Giovane arrestato per violenza su minori
Pubblicato da Unione Donne Sammarinesi il
Nelle settimane scorse abbiamo dovuto leggere sui media che, nonostante la condanna definitiva nei confronti dell’ex Capitano Reggente, Giacomo Simoncini, la Federazione Sammarinese Giuoco Calcio sostiene di non poterlo allontanare dal Consiglio Federale, in cui era stato eletto nel gennaio scorso, ma di poter solo attendere eventuali sue dimissioni. Nei mesi passati avevamo fatto presente che una persona all’epoca già condannata in secondo grado per “atti indecenti”, al di là di qualsiasi normativa, non dovrebbe sedere nel direttivo (tutto al maschile) di una Federazione che – tra l’altro – ha strette collaborazioni con le scuole sammarinesi, con gruppi giovanili e anche femminili. Ma a quanto pare neppure la condanna definitiva è servita a far prendere atto della gravità della situazione.
Sempre lo scorso inverno, grazie alla segnalazione della consigliera Pelliccioni e alla nostra successiva presa di posizione, alcune forze politiche e la Segreteria di Stato allo Sport si erano mosse affinché fosse allontanato il giocatore militante nel campionato sammarinese che in Italia aveva subito una condanna in primo grado per aver violentato, nell’ottobre del 2022, una ragazza di quattordici anni. Anche in quel caso, la prima risposta della FSGC era stata che non era possibile risalire alla persona in questione.
Ora leggiamo sui media sammarinesi e su tutte le principali testate italiane del caso del giovane sammarinese condannato in via definitiva per violenza sessuale nei confronti di quattro bambini tra i dieci e gli undici anni. Si parla di violenze perpetuate nel 2021 per le quali già ad aprile scorso si è concluso il processo penale in Italia con condanna definitiva. Qui il problema non è solo la Federazione Calcio, dove il giovane – in base a un rapido riscontro sul sito della FSGC – pare abbia continuato a militare anche in seguito ai fatti gravissimi del 2021, ma il Paese intero, con le sue autorità e le sue istituzioni.
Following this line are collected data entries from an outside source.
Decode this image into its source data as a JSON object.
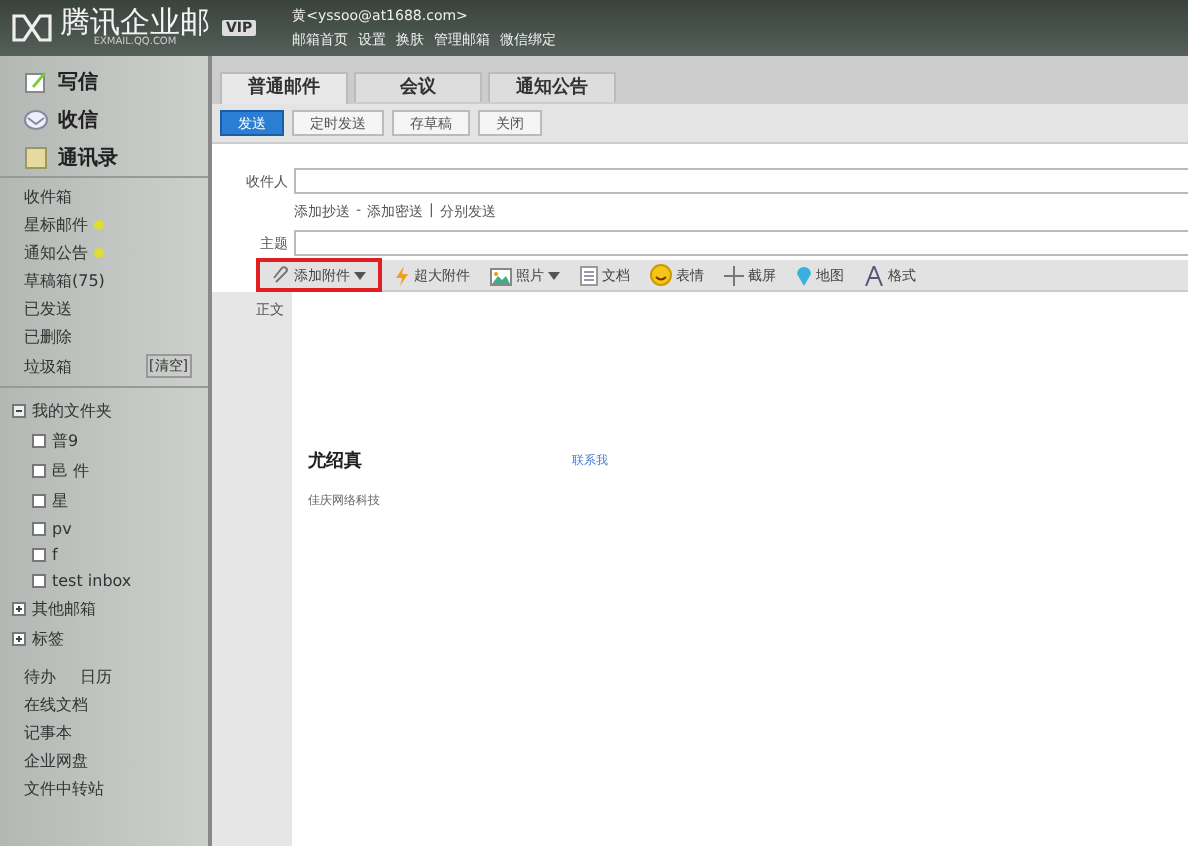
{
  "header": {
    "logo": "腾讯企业邮",
    "logo_sub": "EXMAIL.QQ.COM",
    "badge": "VIP",
    "account": "黄<yssoo@at1688.com>",
    "links": [
      "邮箱首页",
      "设置",
      "换肤",
      "管理邮箱",
      "微信绑定"
    ]
  },
  "sidebar": {
    "actions": [
      {
        "label": "写信",
        "kind": "compose"
      },
      {
        "label": "收信",
        "kind": "inbox"
      },
      {
        "label": "通讯录",
        "kind": "contacts"
      }
    ],
    "folders": [
      {
        "label": "收件箱"
      },
      {
        "label": "星标邮件",
        "flag": true
      },
      {
        "label": "通知公告",
        "flag": true
      },
      {
        "label": "草稿箱(75)"
      },
      {
        "label": "已发送"
      },
      {
        "label": "已删除"
      },
      {
        "label": "垃圾箱",
        "action": "[清空]"
      }
    ],
    "tree": [
      {
        "label": "我的文件夹",
        "expanded": true,
        "children": [
          {
            "label": "普9"
          },
          {
            "label": "邑 件"
          },
          {
            "label": "星"
          },
          {
            "label": "pv"
          },
          {
            "label": "f"
          },
          {
            "label": "test inbox"
          }
        ]
      },
      {
        "label": "其他邮箱",
        "expanded": false
      },
      {
        "label": "标签",
        "expanded": false
      }
    ],
    "tools": [
      [
        "待办",
        "日历"
      ],
      [
        "在线文档"
      ],
      [
        "记事本"
      ],
      [
        "企业网盘"
      ],
      [
        "文件中转站"
      ]
    ]
  },
  "tabs": [
    {
      "label": "普通邮件",
      "selected": true
    },
    {
      "label": "会议",
      "selected": false
    },
    {
      "label": "通知公告",
      "selected": false
    }
  ],
  "buttons": [
    {
      "label": "发送",
      "primary": true
    },
    {
      "label": "定时发送",
      "primary": false
    },
    {
      "label": "存草稿",
      "primary": false
    },
    {
      "label": "关闭",
      "primary": false
    }
  ],
  "form": {
    "to_label": "收件人",
    "cc_links": [
      "添加抄送",
      "添加密送",
      "分别发送"
    ],
    "cc_separators": [
      "-",
      "|"
    ],
    "subject_label": "主题",
    "body_label": "正文"
  },
  "toolbar": [
    {
      "label": "添加附件",
      "kind": "clip",
      "dropdown": true,
      "highlighted": true
    },
    {
      "label": "超大附件",
      "kind": "bolt",
      "dropdown": false,
      "highlighted": false
    },
    {
      "label": "照片",
      "kind": "photo",
      "dropdown": true,
      "highlighted": false
    },
    {
      "label": "文档",
      "kind": "doc",
      "dropdown": false,
      "highlighted": false
    },
    {
      "label": "表情",
      "kind": "smile",
      "dropdown": false,
      "highlighted": false
    },
    {
      "label": "截屏",
      "kind": "crop",
      "dropdown": false,
      "highlighted": false
    },
    {
      "label": "地图",
      "kind": "pin",
      "dropdown": false,
      "highlighted": false
    },
    {
      "label": "格式",
      "kind": "font",
      "dropdown": false,
      "highlighted": false
    }
  ],
  "signature": {
    "name": "尤绍真",
    "link": "联系我",
    "company": "佳庆网络科技"
  }
}
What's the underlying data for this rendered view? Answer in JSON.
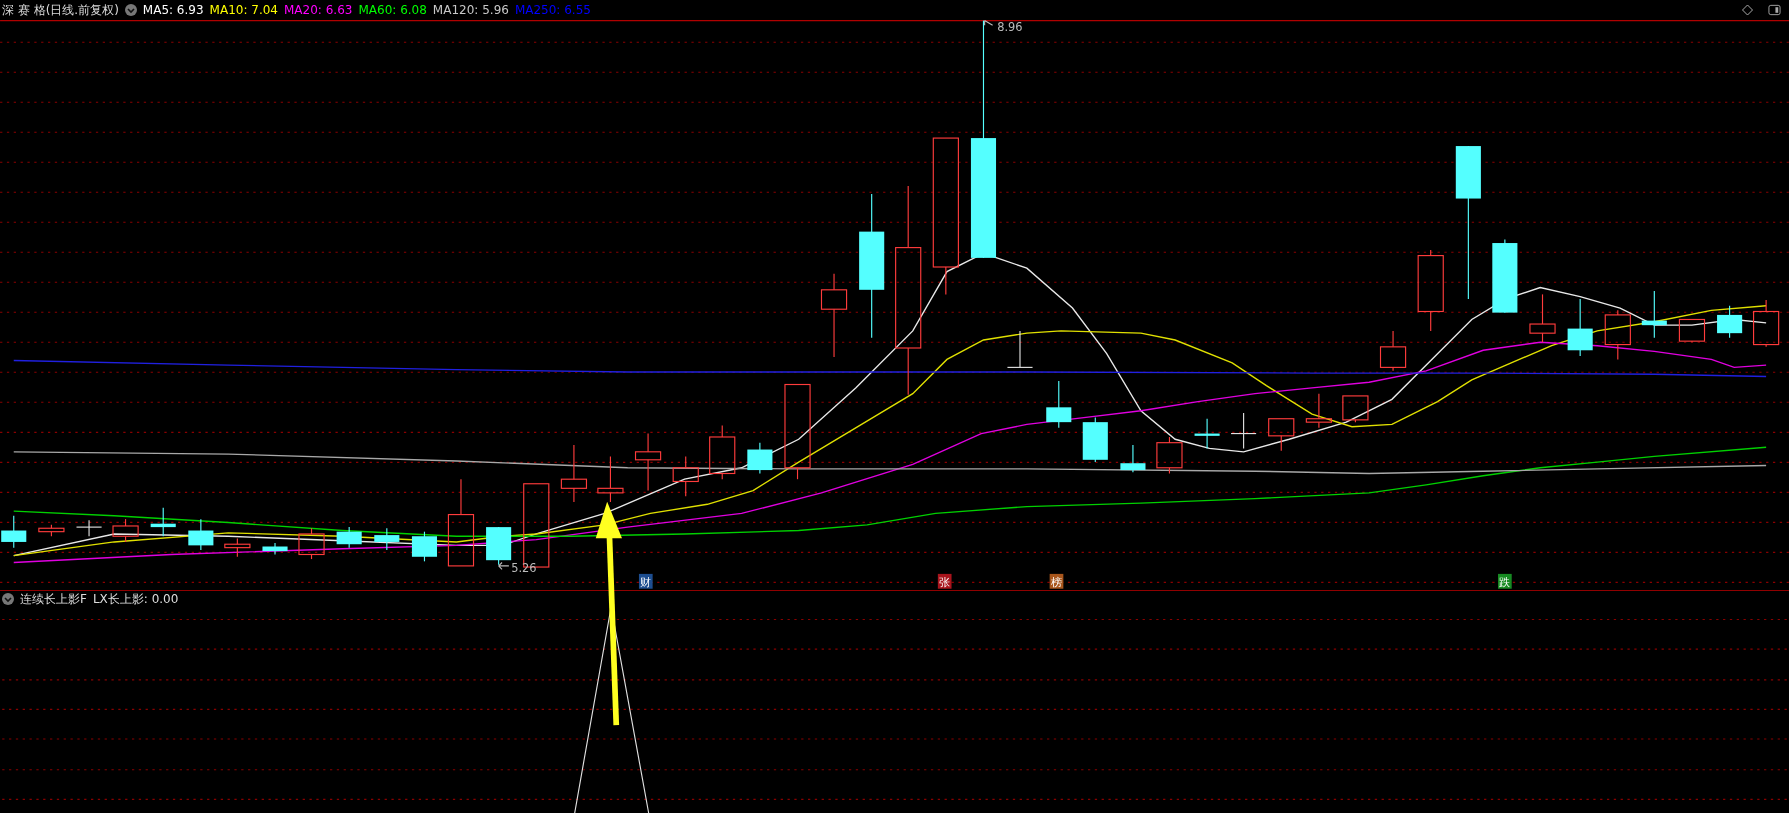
{
  "header": {
    "title": "深 赛 格(日线.前复权)",
    "ma_values": [
      {
        "label": "MA5: 6.93",
        "color": "#ffffff"
      },
      {
        "label": "MA10: 7.04",
        "color": "#ffff00"
      },
      {
        "label": "MA20: 6.63",
        "color": "#ff00ff"
      },
      {
        "label": "MA60: 6.08",
        "color": "#00ff00"
      },
      {
        "label": "MA120: 5.96",
        "color": "#c8c8c8"
      },
      {
        "label": "MA250: 6.55",
        "color": "#0000ff"
      }
    ]
  },
  "chart": {
    "high_label": "8.96",
    "low_label": "5.26",
    "badges": [
      {
        "text": "财",
        "color": "#1d4d8f"
      },
      {
        "text": "张",
        "color": "#a8141c"
      },
      {
        "text": "榜",
        "color": "#a8561c"
      },
      {
        "text": "跌",
        "color": "#178a22"
      }
    ]
  },
  "indicator": {
    "title": "连续长上影F",
    "value": "LX长上影: 0.00"
  }
}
Attendiamo notizie più precise e confermate, ma a quanto emerso in queste prime ore, pare che il giovane in questi anni abbia persino lavorato nelle scuole sammarinesi e sia addirittura stato “educatore” in un centro estivo parrocchiale. UDS si chiede dunque come una persona a processo e poi condannata per violenza sessuale aggravata su minori possa essere stata a contatto con bambini e bambine per 4 anni nel territorio sammarinese; ci chiediamo come mai la polizia italiana abbia dovuto aspettare un suo post sui social per arrestarlo in Italia; ci chiediamo perché, per quanto è ad ora dato sapere, non ci sia stata collaborazione con le forze dell’ordine sammarinese e con la Segreteria preposta.
Come Unione Donne Sammarinesi chiederemo contezza a tutti gli attori coinvolti. Si continuano a banalizzare le molestie, le si minimizza e nasconde sotto il tappeto, e questo non aiuta né le vittime, né la società, né le persone coinvolte, a partire dagli stessi abusanti. Chi molesta, abusa, violenta deve essere prontamente fermato, deve essere punito seguendo la legge e, soprattutto, deve essere arginato e curato affinché i fatti non si ripetano più.